I feel like this has been my mantra since I started my current job (November 2004), which it seems surprises more people than it should. From my blog, written in September 2005 (emphasis added):

“As I sit and ponder this confluence of things fibery, specifically knitting, though I imagine the same would hold for weaving as well, and number crunching, there’s a certain .. something that connects the two. I’ll try to explain, at least how it works in my head, but it might get tangled. Essentially, when I look at data, I’m trying to draw out the pattern, or the story, the data tells. Another way of thinking of this is trying to create the picture of what’s happening by finding the strands and threads that weave the whole together. A single data item, like a single strand of fiber, may be beautiful, but is rarely complex. Only by combining it with others and teasing out the patterns does the larger picture, in all its glory, become clear. Sometimes, like when working a delicate lace motif in a fuzzy mohair, the pattern stays diffuse and difficult to perceive until you set it off against some contrasting background. Sometimes, like when working cables in 100% cotton, you have to exert a fair amount of effort and a not-insignificant amount of force to bring the pattern out, but once it’s there, you can’t miss it. And sometimes, like when working with hand-dyed variegated yarn, you start out expecting a certain pattern only to find a completely different one emerging as you go. Of course, there are also the times, like when working with a luscious and soft wool in stockinette, when the pattern comes out exactly as you expected without an undue amount of effort. So, when I think about it that way, it makes a certain sense that data geeks are also commonly fiber geeks. It is, after all, sometimes easier to just follow the pattern than it is to find it.”

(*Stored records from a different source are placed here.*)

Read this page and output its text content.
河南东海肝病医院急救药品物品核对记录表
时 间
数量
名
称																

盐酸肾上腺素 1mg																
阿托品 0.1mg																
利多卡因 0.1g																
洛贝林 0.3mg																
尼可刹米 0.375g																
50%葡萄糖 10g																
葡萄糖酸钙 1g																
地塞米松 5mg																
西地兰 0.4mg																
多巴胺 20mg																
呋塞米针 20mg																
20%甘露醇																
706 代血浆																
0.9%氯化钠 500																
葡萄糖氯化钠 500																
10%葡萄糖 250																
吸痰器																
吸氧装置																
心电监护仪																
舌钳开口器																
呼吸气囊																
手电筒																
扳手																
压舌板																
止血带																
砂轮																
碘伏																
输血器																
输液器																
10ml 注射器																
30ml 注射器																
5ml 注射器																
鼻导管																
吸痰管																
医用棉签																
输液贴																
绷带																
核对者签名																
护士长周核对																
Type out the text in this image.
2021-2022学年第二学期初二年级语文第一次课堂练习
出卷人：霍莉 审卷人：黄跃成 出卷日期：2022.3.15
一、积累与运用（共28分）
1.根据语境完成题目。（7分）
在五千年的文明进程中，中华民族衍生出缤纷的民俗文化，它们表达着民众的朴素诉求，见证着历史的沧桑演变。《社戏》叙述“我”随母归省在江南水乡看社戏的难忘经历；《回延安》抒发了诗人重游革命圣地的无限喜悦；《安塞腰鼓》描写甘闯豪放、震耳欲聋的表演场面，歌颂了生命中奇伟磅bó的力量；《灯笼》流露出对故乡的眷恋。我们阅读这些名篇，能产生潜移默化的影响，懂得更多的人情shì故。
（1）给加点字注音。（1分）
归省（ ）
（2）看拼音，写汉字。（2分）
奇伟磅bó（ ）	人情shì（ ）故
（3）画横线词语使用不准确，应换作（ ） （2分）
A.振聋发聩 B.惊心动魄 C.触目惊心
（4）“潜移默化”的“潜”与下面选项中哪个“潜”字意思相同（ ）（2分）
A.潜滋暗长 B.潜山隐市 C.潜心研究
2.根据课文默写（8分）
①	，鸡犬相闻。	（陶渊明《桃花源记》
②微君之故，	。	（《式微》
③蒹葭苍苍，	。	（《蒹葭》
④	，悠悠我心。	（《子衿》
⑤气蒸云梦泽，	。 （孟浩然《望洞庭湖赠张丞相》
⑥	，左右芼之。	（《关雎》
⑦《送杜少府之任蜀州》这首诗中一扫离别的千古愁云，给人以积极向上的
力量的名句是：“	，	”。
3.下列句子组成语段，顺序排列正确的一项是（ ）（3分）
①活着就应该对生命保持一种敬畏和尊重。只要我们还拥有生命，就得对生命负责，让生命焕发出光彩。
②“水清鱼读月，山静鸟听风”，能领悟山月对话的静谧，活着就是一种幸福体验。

It’s nice to have some external validation of this approach, especially lately. My life has been consumed by work this summer.. sorry for the radio silence, but sometimes that’s just how things go. Major data systems conversions will do that to you (but I can now add the development and delivery of a two day training workshop on PeopleSoft Query to my resume). *shrug*

My garden is growing; I ate my first peas yesterday (yes, they’re very late) and have several squash and cukes and tomatoes and even a  pepper, and more onions than I’ll know what to do with (not really) happily ripening. I think the watermelon vine has bit the proverbial dust, however, and the birds are eating all the strawberries and not leaving any for me, but for now I can deal with that.

I’m also knitting some, but you’ll have to wait until I replace my camera to get updated pictures, which will have to wait until someone more knowledgeable about cameras can accompany me to a store to check some out. I finished the back of Celtic Icon, though, and the right front. So that just means the right front, the two sides, the two sleeves, and the hood and seaming.. *sigh* Baby steps for now. (Though I’d love to have this one done by fall.)

I’ve also been reading and listening to books (always am really). I’m about an hour and a half from finishing listening to the third book in Karl Schroeder‘s Virga series, which has been amazing, though I have to admit I’d expected him to follow different characters for the second and third books than he did.